Business Headlines Tunisia

Global volatility, rising energy prices to worsen Tunisia’s economic prospects

Tunisia’s economy could face a period of heightened uncertainty as global financial institutions warn of increased volatility in currency and energy markets amid escalating geopolitical tensions, particularly in the Middle East.

For Tunisia, which is deeply tied to global trade and heavily dependent on imported energy, these shifts represent critical variables for macroeconomic stability, growth and public finances. The coming months may test the resilience of the country’s economy.

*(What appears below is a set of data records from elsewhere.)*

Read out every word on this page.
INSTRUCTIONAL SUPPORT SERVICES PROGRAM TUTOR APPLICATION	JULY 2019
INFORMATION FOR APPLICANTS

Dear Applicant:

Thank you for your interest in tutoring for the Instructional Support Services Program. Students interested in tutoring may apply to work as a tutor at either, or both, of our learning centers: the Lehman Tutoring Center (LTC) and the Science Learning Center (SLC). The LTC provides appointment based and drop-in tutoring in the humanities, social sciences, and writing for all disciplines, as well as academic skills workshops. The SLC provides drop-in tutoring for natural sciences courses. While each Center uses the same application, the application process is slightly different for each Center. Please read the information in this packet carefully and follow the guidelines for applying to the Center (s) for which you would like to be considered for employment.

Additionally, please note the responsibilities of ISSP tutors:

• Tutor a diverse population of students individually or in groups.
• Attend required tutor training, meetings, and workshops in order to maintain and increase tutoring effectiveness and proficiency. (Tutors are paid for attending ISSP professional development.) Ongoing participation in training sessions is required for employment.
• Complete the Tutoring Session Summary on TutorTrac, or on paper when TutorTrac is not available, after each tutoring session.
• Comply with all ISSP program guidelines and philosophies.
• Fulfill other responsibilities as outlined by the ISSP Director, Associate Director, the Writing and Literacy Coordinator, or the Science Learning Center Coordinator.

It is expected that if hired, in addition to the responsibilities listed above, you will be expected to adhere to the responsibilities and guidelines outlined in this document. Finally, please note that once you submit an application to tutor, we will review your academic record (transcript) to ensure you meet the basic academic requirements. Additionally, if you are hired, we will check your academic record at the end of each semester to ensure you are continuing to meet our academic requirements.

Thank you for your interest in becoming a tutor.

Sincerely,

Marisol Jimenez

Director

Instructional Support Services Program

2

Currency markets have been unsettled for weeks as investors seek safe‑haven assets, supporting US dollar appreciation. This would further deepen Tunisia’s trade deficit and worsen an inflation already at 5%.

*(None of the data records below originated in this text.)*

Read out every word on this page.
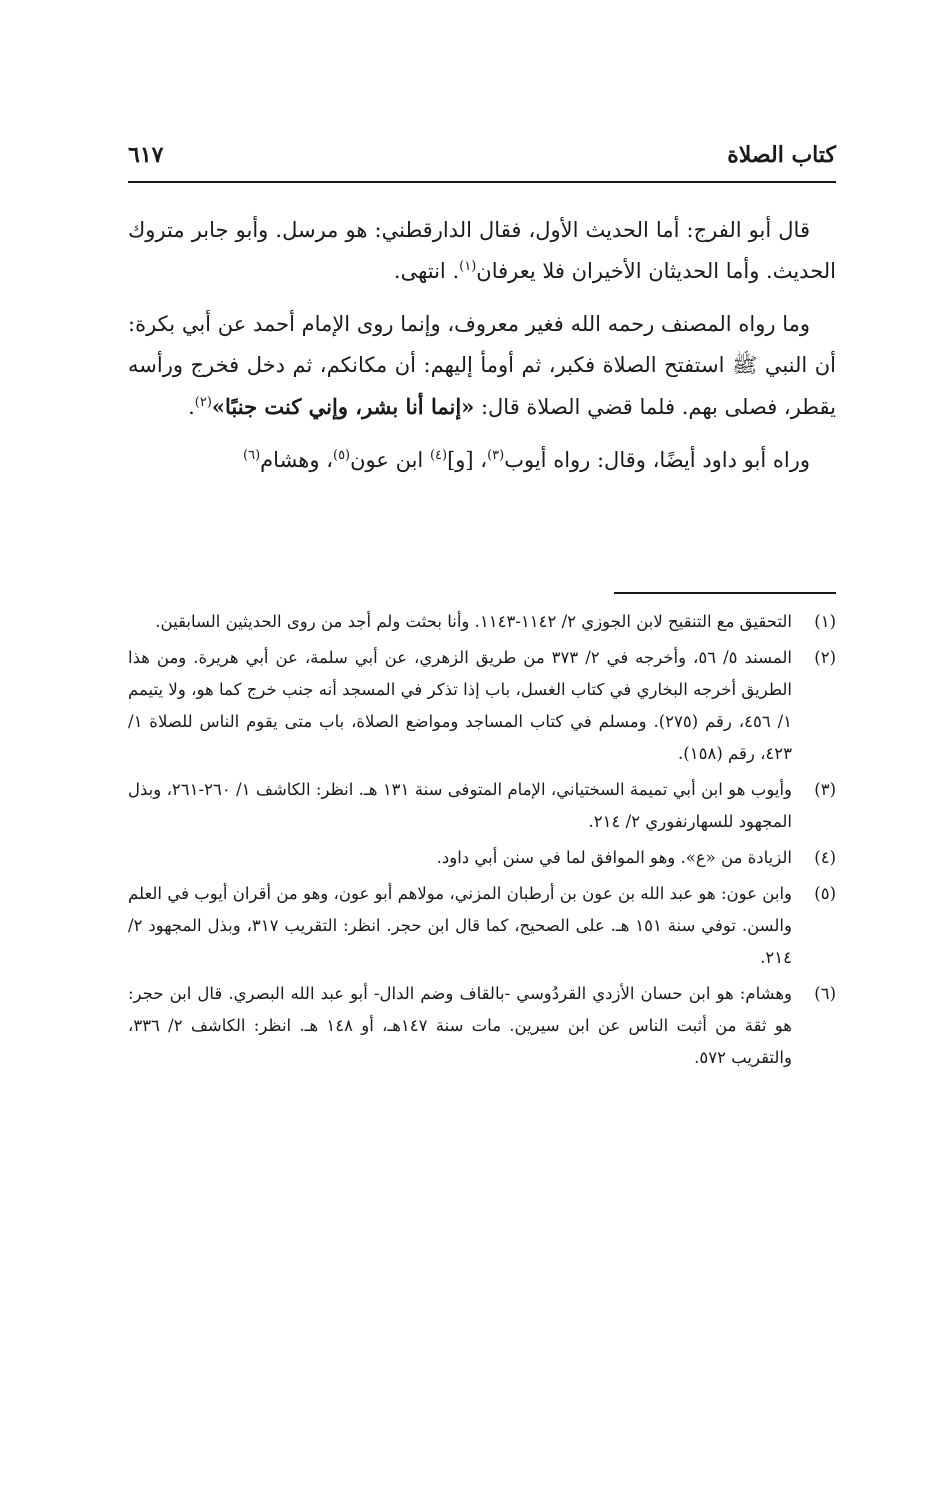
كتاب الصلاة
٦١٧

قال أبو الفرج: أما الحديث الأول، فقال الدارقطني: هو مرسل. وأبو جابر متروك الحديث. وأما الحديثان الأخيران فلا يعرفان$^{(١)}$. انتهى.

وما رواه المصنف رحمه الله فغير معروف، وإنما روى الإمام أحمد عن أبي بكرة: أن النبي ﷺ استفتح الصلاة فكبر، ثم أومأ إليهم: أن مكانكم، ثم دخل فخرج ورأسه يقطر، فصلى بهم. فلما قضي الصلاة قال: «إنما أنا بشر، وإني كنت جنبًا»$^{(٢)}$.

وراه أبو داود أيضًا، وقال: رواه أيوب$^{(٣)}$، [و]$^{(٤)}$ ابن عون$^{(٥)}$، وهشام$^{(٦)}$

(١)
التحقيق مع التنقيح لابن الجوزي ٢/ ١١٤٢-١١٤٣. وأنا بحثت ولم أجد من روى الحديثين السابقين.

(٢)
المسند ٥/ ٥٦، وأخرجه في ٢/ ٣٧٣ من طريق الزهري، عن أبي سلمة، عن أبي هريرة. ومن هذا الطريق أخرجه البخاري في كتاب الغسل، باب إذا تذكر في المسجد أنه جنب خرج كما هو، ولا يتيمم ١/ ٤٥٦، رقم (٢٧٥). ومسلم في كتاب المساجد ومواضع الصلاة، باب متى يقوم الناس للصلاة ١/ ٤٢٣، رقم (١٥٨).

(٣)
وأيوب هو ابن أبي تميمة السختياني، الإمام المتوفى سنة ١٣١ هـ. انظر: الكاشف ١/ ٢٦٠-٢٦١، وبذل المجهود للسهارنفوري ٢/ ٢١٤.

(٤)
الزيادة من «ع». وهو الموافق لما في سنن أبي داود.

(٥)
وابن عون: هو عبد الله بن عون بن أرطبان المزني، مولاهم أبو عون، وهو من أقران أيوب في العلم والسن. توفي سنة ١٥١ هـ. على الصحيح، كما قال ابن حجر. انظر: التقريب ٣١٧، وبذل المجهود ٢/ ٢١٤.

(٦)
وهشام: هو ابن حسان الأزدي القردُوسي -بالقاف وضم الدال- أبو عبد الله البصري. قال ابن حجر: هو ثقة من أثبت الناس عن ابن سيرين. مات سنة ١٤٧هـ، أو ١٤٨ هـ. انظر: الكاشف ٢/ ٣٣٦، والتقريب ٥٧٢.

Sustained oil prices above $90 per barrel would keep pressure on public finances through higher energy subsidies, as the state seeks to shield households and businesses from rising costs.

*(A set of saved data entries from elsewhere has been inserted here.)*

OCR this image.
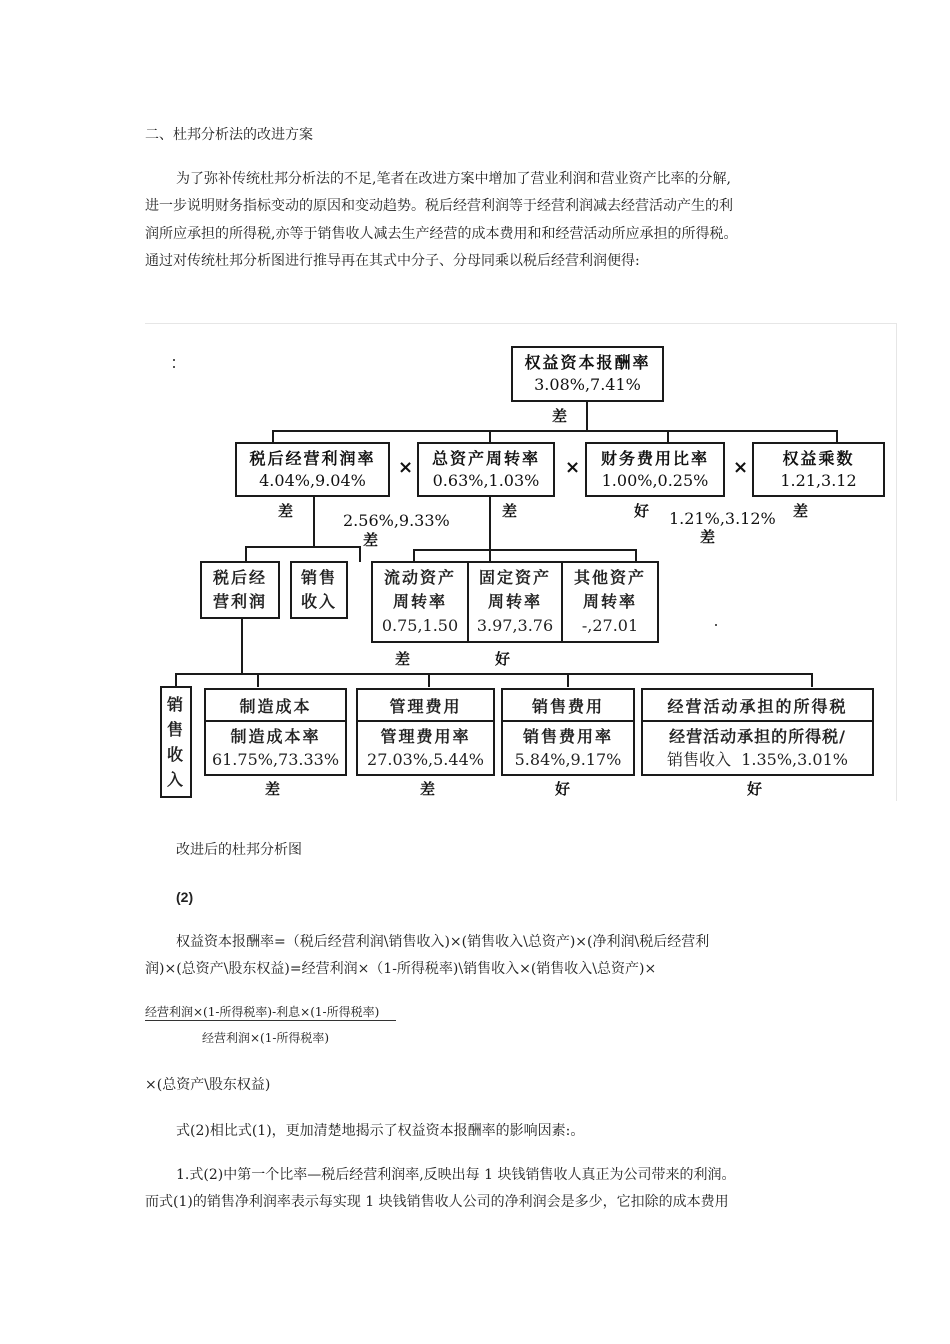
二、杜邦分析法的改进方案
为了弥补传统杜邦分析法的不足,笔者在改进方案中增加了营业利润和营业资产比率的分解,
进一步说明财务指标变动的原因和变动趋势。税后经营利润等于经营利润减去经营活动产生的利
润所应承担的所得税,亦等于销售收人减去生产经营的成本费用和和经营活动所应承担的所得税。
通过对传统杜邦分析图进行推导再在其式中分子、分母同乘以税后经营利润便得:
权益资本报酬率
3.08%,7.41%
差
税后经营利润率
4.04%,9.04%
× 总资产周转率
0.63%,1.03%
× 财务费用比率
1.00%,0.25%
× 权益乘数
1.21,3.12
差	差	好	差
2.56%,9.33%
差
1.21%,3.12%
差
税后经
营利润
销售
收入
流动资产
周转率
0.75,1.50
固定资产
周转率
3.97,3.76
其他资产
周转率
-,27.01
差	好
销
售
收
入
制造成本
制造成本率
61.75%,73.33%
管理费用
管理费用率
27.03%,5.44%
销售费用
销售费用率
5.84%,9.17%
经营活动承担的所得税
经营活动承担的所得税/
销售收入  1.35%,3.01%
差	差	好	好
改进后的杜邦分析图
(2)
权益资本报酬率=（税后经营利润\销售收入)×(销售收入\总资产)×(净利润\税后经营利
润)×(总资产\股东权益)=经营利润×（1-所得税率)\销售收入×(销售收入\总资产)×
经营利润×(1-所得税率)-利息×(1-所得税率)
经营利润×(1-所得税率)
×(总资产\股东权益)
式(2)相比式(1)，更加清楚地揭示了权益资本报酬率的影响因素:。
1.式(2)中第一个比率—税后经营利润率,反映出每 1 块钱销售收人真正为公司带来的利润。
而式(1)的销售净利润率表示每实现 1 块钱销售收人公司的净利润会是多少，它扣除的成本费用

Tunisia’s reliance on imported oil and gas leaves its external balances exposed to price swings. Higher energy costs widen the country’s trade deficit, increase financing needs and weigh on the dinar.

With a soaring unemployment rate at 15.4% by end of 2025, Tunisia would face a delicate balancing act, whether to continue subsidizing prices or redirect scarce funds to spur investments and break the long cycle of sluggish growth.

The World Bank expects the Tunisian economy to grow 2.5% in 2026 up from 1.6% last year. But the forecast may need to be reviewed in light of the fallout of the Gulf war on Tunisia.